Update Date: Apr 25, 2014 03:53 PM EDT

A new study examined the link between gender, age and traffic injuries. The team from the Barcelona Public Health Agency reported that young men and elderly women are more likely to get hurt from traffic-related injuries such as driving on the road or simply crossing the street.

"Among the youngest pedestrians and drivers, men show a greater risk of mild and serious injury than women, although the differences are reversed as age increases, such that elderly females are more likely to injure themselves than males," Elena Santamariña, one of the authors, explained reported by Medical Xpress.

For this study, the researchers examined data provided by the 2005 Daily Mobility Survey of Catalonia. The information contained different modes and times of transportation for around 100,000 people. The data were then extrapolated to estimate the numbers for similar regions in Spain.

The researchers stated that young men had a greater risk of accidents because they took more risks while driving. They were more likely than women to be speeding or using some kind of psychoactive substance.
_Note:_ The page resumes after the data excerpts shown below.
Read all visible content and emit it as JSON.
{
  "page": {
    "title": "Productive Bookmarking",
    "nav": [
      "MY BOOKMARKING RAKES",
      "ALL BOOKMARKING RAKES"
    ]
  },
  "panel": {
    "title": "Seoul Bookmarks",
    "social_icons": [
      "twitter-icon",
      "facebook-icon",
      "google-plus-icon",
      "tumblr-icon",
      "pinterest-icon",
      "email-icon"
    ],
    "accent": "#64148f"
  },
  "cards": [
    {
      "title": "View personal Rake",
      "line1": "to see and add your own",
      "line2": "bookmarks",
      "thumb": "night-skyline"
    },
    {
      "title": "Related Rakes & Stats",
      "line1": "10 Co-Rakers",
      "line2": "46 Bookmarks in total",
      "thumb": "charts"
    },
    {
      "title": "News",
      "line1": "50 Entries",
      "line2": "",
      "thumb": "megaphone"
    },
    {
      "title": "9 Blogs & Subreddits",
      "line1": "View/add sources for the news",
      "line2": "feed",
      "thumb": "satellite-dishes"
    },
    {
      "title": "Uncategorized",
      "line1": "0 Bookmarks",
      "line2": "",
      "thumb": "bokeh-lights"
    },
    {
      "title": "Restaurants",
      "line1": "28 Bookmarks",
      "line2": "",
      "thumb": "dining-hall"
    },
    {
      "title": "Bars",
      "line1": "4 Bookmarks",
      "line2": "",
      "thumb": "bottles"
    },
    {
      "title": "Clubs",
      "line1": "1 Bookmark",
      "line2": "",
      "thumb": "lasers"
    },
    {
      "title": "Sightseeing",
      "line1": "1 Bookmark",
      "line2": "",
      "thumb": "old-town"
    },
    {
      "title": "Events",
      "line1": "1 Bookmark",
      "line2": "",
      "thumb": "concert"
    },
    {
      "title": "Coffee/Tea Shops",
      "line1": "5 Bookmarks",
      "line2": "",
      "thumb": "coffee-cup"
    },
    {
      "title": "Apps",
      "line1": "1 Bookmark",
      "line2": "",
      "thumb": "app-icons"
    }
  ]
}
On the other end, older women were also vulnerable to these injuries because of less driving experiencing.

"Moreover, women tend to drive more along city streets - generally for journeys associated with the family and home - where there is likely to be more congestion, increasing the probability of collision, although the accidents are less serious because the speed is lower," Santamariña added.

Acknowledging these risk factors could potentially help reduce traffic-related injuries. Young men and older women could take extra precautions when getting behind a wheel. The study "Gender differences in road traffic injury rate using time travelled as a measure of exposure," was published in the journal, Accident, Analysis and Prevention.